Subsequently, his record as chairman of HSBC broadly won approval, particularly over his handling of the Covid pandemic, and seeing off the attempt by a Chinese shareholder to get the bank to hive off its Asia business. However, the share price barely moved until his final months in office. Moreover, his succession planning regarding chief executives laid him open to criticism. He got rid of his first CEO without having a replacement lined up. He promoted the next temporary CEO to chief executive, but was caught when that CEO resigned unexpectedly early, with no successor lined up.
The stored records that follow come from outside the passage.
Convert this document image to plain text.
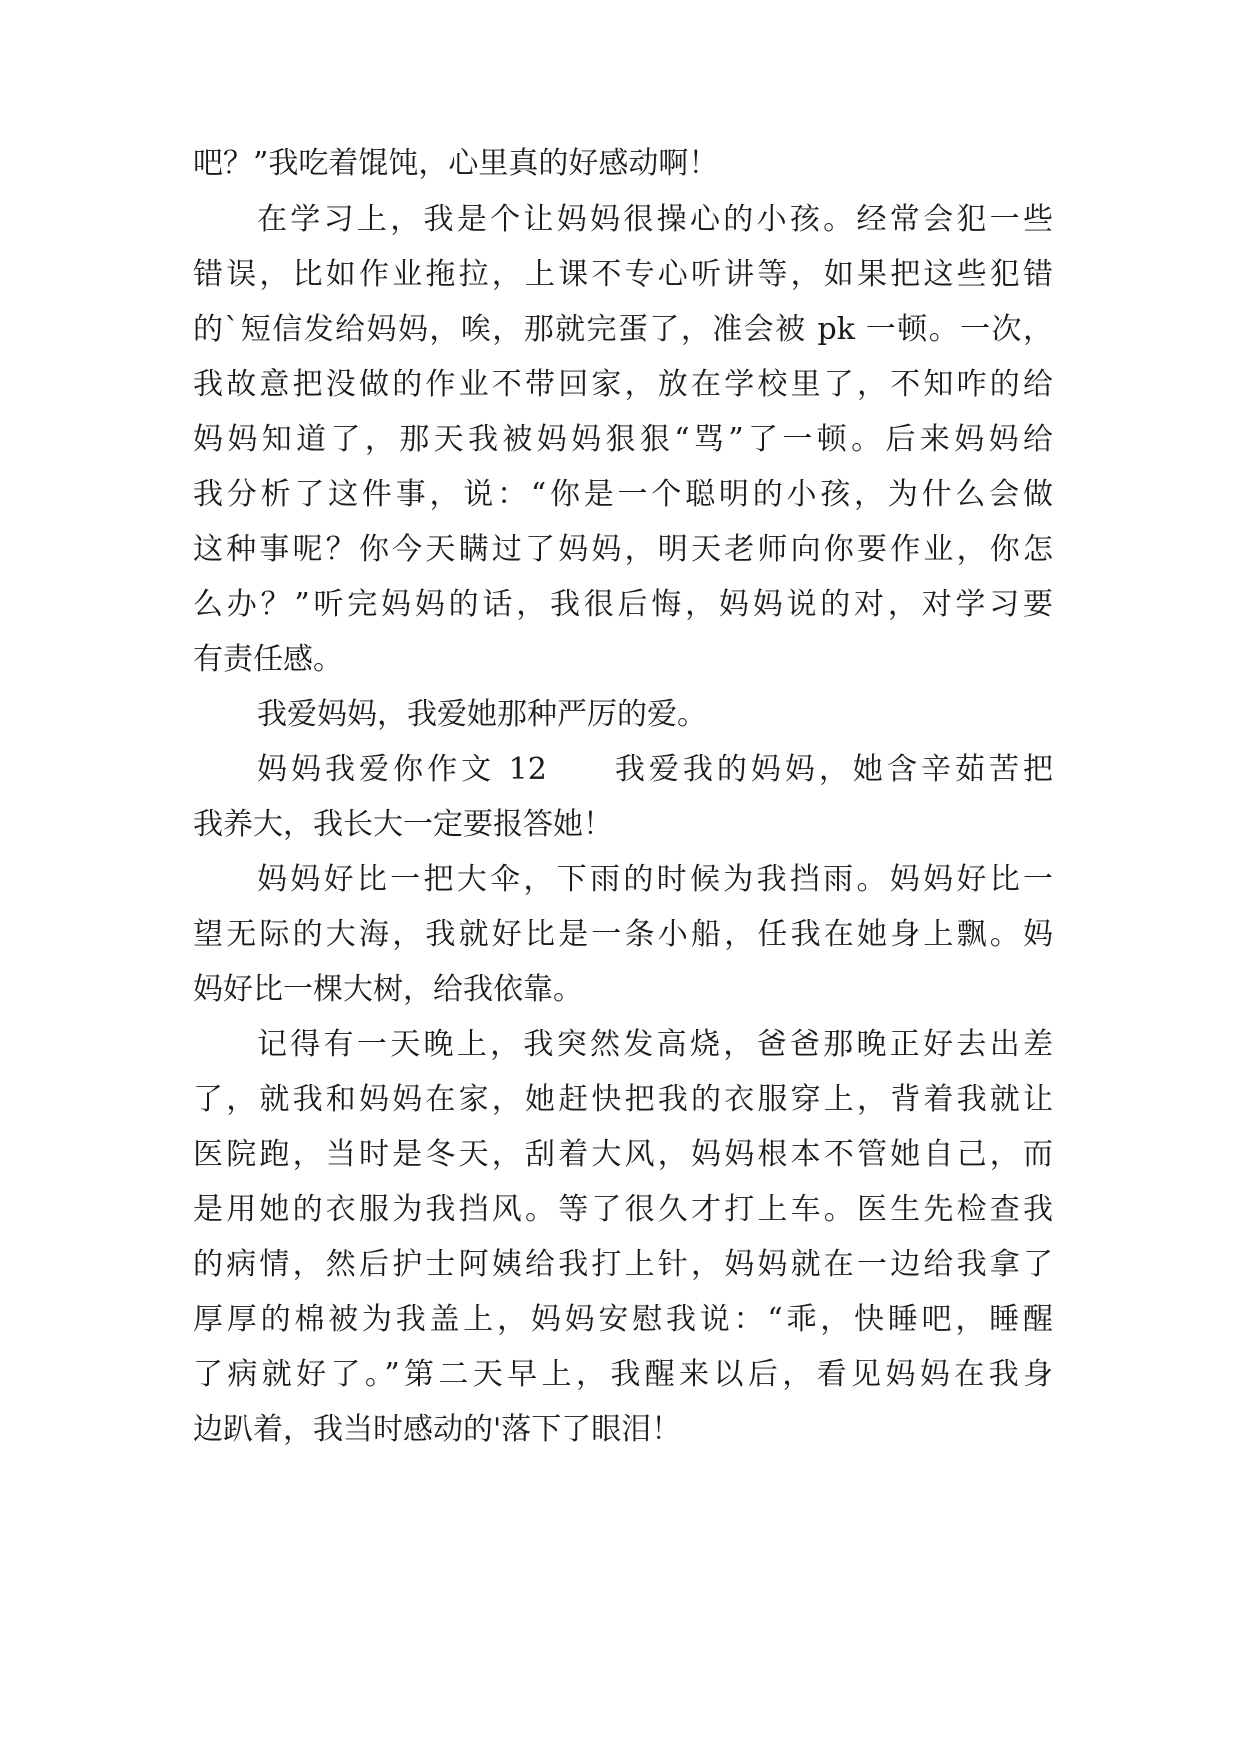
吧？”我吃着馄饨，心里真的好感动啊！
在学习上，我是个让妈妈很操心的小孩。经常会犯一些
错误，比如作业拖拉，上课不专心听讲等，如果把这些犯错
的`短信发给妈妈，唉，那就完蛋了，准会被 pk 一顿。一次，
我故意把没做的作业不带回家，放在学校里了，不知咋的给
妈妈知道了，那天我被妈妈狠狠“骂”了一顿。后来妈妈给
我分析了这件事，说：“你是一个聪明的小孩，为什么会做
这种事呢？你今天瞒过了妈妈，明天老师向你要作业，你怎
么办？”听完妈妈的话，我很后悔，妈妈说的对，对学习要
有责任感。
我爱妈妈，我爱她那种严厉的爱。
妈妈我爱你作文 12 我爱我的妈妈，她含辛茹苦把
我养大，我长大一定要报答她！
妈妈好比一把大伞，下雨的时候为我挡雨。妈妈好比一
望无际的大海，我就好比是一条小船，任我在她身上飘。妈
妈好比一棵大树，给我依靠。
记得有一天晚上，我突然发高烧，爸爸那晚正好去出差
了，就我和妈妈在家，她赶快把我的衣服穿上，背着我就让
医院跑，当时是冬天，刮着大风，妈妈根本不管她自己，而
是用她的衣服为我挡风。等了很久才打上车。医生先检查我
的病情，然后护士阿姨给我打上针，妈妈就在一边给我拿了
厚厚的棉被为我盖上，妈妈安慰我说：“乖，快睡吧，睡醒
了病就好了。”第二天早上，我醒来以后，看见妈妈在我身
边趴着，我当时感动的'落下了眼泪！
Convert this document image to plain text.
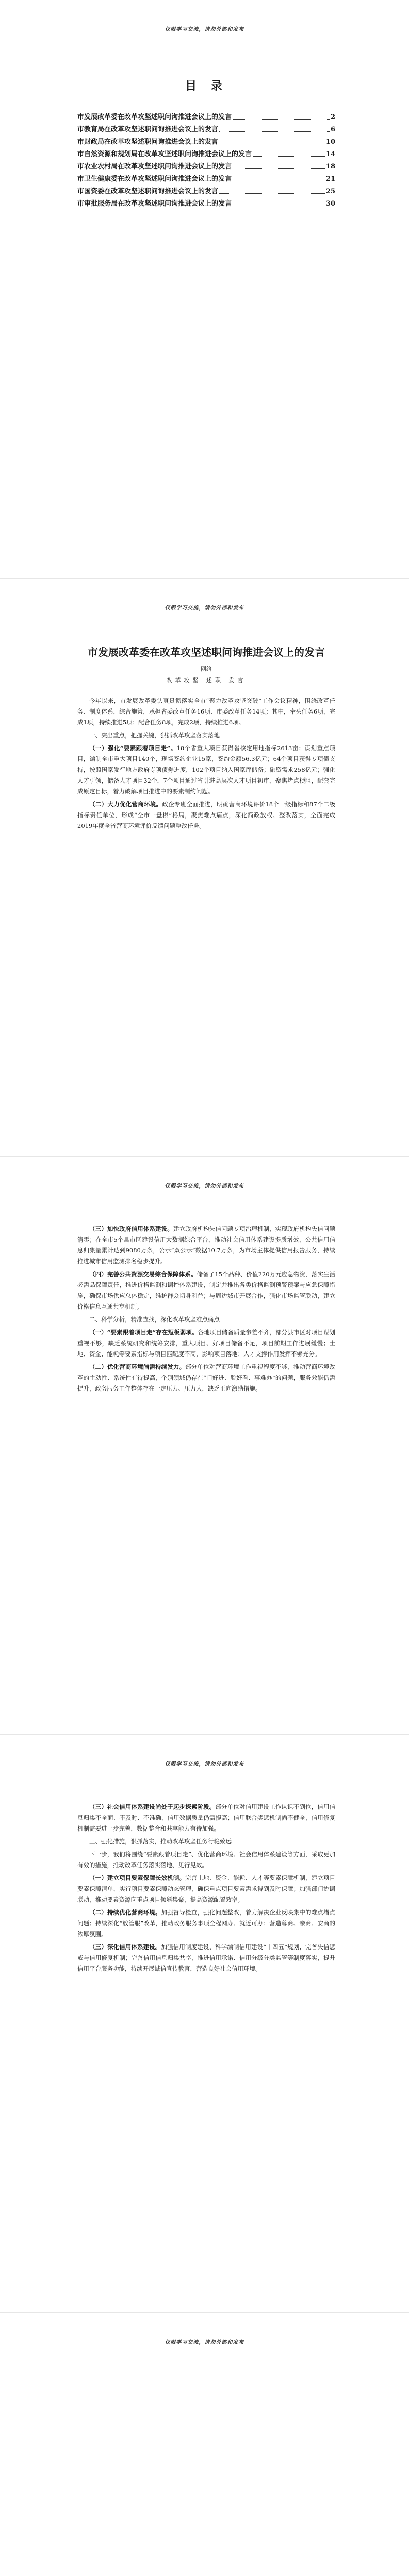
仅限学习交流，请勿外部和发布
目 录
市发展改革委在改革攻坚述职问询推进会议上的发言	2
市教育局在改革攻坚述职问询推进会议上的发言	6
市财政局在改革攻坚述职问询推进会议上的发言	10
市自然资源和规划局在改革攻坚述职问询推进会议上的发言	14
市农业农村局在改革攻坚述职问询推进会议上的发言	18
市卫生健康委在改革攻坚述职问询推进会议上的发言	21
市国资委在改革攻坚述职问询推进会议上的发言	25
市审批服务局在改革攻坚述职问询推进会议上的发言	30
仅限学习交流，请勿外部和发布
市发展改革委在改革攻坚述职问询推进会议上的发言
网络
改革攻坚 述职 发言

今年以来，市发展改革委认真贯彻落实全市“聚力改革攻坚突破”工作会议精神，围绕改革任务、制度体系，综合施策，承担省委改革任务16项、市委改革任务14项；其中，牵头任务6项，完成1项，持续推进5项；配合任务8项，完成2项，持续推进6项。

一、突出重点，把握关键，狠抓改革攻坚落实落地

（一）强化“要素跟着项目走”。18个省重大项目获得省核定用地指标2613亩；谋划重点项目，编制全市重大项目140个，现场签约企业15家，签约金额56.3亿元；64个项目获得专项债支持，按照国家发行地方政府专项债券进度，102个项目纳入国家库储备；融资需求258亿元；强化人才引领，储备人才项目32个，7个项目通过省引进高层次人才项目初审，聚焦堵点梗阻，配套完成原定目标，着力破解项目推进中的要素制约问题。

（二）大力优化营商环境。政企专班全面推进，明确营商环境评价18个一级指标和87个二级指标责任单位，形成“全市一盘棋”格局，聚焦难点痛点，深化简政放权、整改落实，全面完成2019年度全省营商环境评价反馈问题整改任务。

仅限学习交流，请勿外部和发布

（三）加快政府信用体系建设。建立政府机构失信问题专项治理机制，实现政府机构失信问题清零；在全市5个县市区建设信用大数据综合平台，推动社会信用体系建设提质增效，公共信用信息归集量累计达到9080万条，公示“双公示”数据10.7万条，为市场主体提供信用报告服务，持续推进城市信用监测排名稳步提升。

（四）完善公共资源交易综合保障体系。储备了15个品种、价值220万元应急物资，落实生活必需品保障责任，推进价格监测和调控体系建设，制定并推出各类价格监测预警预案与应急保障措施，确保市场供应总体稳定，维护群众切身利益；与周边城市开展合作，强化市场监管联动，建立价格信息互通共享机制。

二、科学分析，精准查找，深化改革攻坚难点痛点

（一）“要素跟着项目走”存在短板弱项。各地项目储备质量参差不齐，部分县市区对项目谋划重视不够，缺乏系统研究和统筹安排，重大项目、好项目储备不足，项目前期工作进展缓慢；土地、资金、能耗等要素指标与项目匹配度不高，影响项目落地；人才支撑作用发挥不够充分。

（二）优化营商环境尚需持续发力。部分单位对营商环境工作重视程度不够，推动营商环境改革的主动性、系统性有待提高，个别领域仍存在“门好进、脸好看、事难办”的问题，服务效能仍需提升，政务服务工作整体存在一定压力、压力大，缺乏正向激励措施。

仅限学习交流，请勿外部和发布

（三）社会信用体系建设尚处于起步探索阶段。部分单位对信用建设工作认识不到位，信用信息归集不全面、不及时、不准确，信用数据质量仍需提高；信用联合奖惩机制尚不健全，信用修复机制需要进一步完善，数据整合和共享能力有待加强。

三、强化措施，狠抓落实，推动改革攻坚任务行稳致远

下一步，我们将围绕“要素跟着项目走”、优化营商环境、社会信用体系建设等方面，采取更加有效的措施，推动改革任务落实落地、见行见效。

（一）建立项目要素保障长效机制。完善土地、资金、能耗、人才等要素保障机制，建立项目要素保障清单，实行项目要素保障动态管理，确保重点项目要素需求得到及时保障；加强部门协调联动，推动要素资源向重点项目倾斜集聚，提高资源配置效率。

（二）持续优化营商环境。加强督导检查，强化问题整改，着力解决企业反映集中的难点堵点问题；持续深化“放管服”改革，推动政务服务事项全程网办、就近可办；营造尊商、亲商、安商的浓厚氛围。

（三）深化信用体系建设。加强信用制度建设、科学编制信用建设“十四五”规划，完善失信惩戒与信用修复机制；完善信用信息归集共享，推进信用承诺、信用分级分类监管等制度落实，提升信用平台服务功能，持续开展诚信宣传教育，营造良好社会信用环境。

仅限学习交流，请勿外部和发布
And a former senior HSBC executive was quoted in the Financial Times after this event as saying that Mark Tucker’s future reputation depended on choice of the next CEO, and being involved in the decision over the next chair.
A year later, Tucker announced his own early resignation, out of the blue, with four months’ notice, a year earlier than planned, and with no successor lined up.
The board’s response to Tucker’s resignation
What happened next didn’t show the board of HSBC or its chairman in a good light.
It appears to have been taken completely by surprise and entered into a hurried recruitment process, looking to pick someone with banking expertise, knowledge of, and experience in, the Far East and a track record of success in board and chair roles, coupled with skill in handling international diplomacy.
Three contenders emerged: George Osborne, former chancellor under the Conservative government, Kevin Sneader, former global managing partner of McKinsey, and Naguib Kheraj, ex-Standard Chartered deputy chairman. Each seems to have ticked some, but not all, of the boxes.
However, the directors ended up, instead, choosing a person who had been on the HSBC board for a couple of years, and had most recently served for a few months as interim chair after Tucker’s departure. Chartered accountant, Brendan Nelson, was confirmed as chairman, being deemed to have appropriate banking experience and good governance credentials.
Verdict on HSBC board’s succession planning
How does the selection of Brendan Nelson as chairman in succession to Mark Tucker match up to HSBC’s requirements, and what does all this say about corporate governance by the HSBC board and its former chairman?
In a nutshell, this looks like a questionably satisfactory short-term solution. The new chairman has banking experience and is familiar with HSBC’s strategy and its board members and their various backgrounds and effectiveness in board meetings, but has little experience of Asia. Moreover, he is said to have declared that he doesn’t want the job for long. How effective a chairman he will be after that last admission remains to be seen, and his tenure is likely to be short in view of his age.
But the performance of Mark Tucker in walking away to a new opportunity at short notice without having taken any steps to find a suitable successor can only be condemned in the strongest terms. And what does it say about the rest of the board that there was no contingency planning, and they allowed Tucker to get away with this? Very poor corporate governance.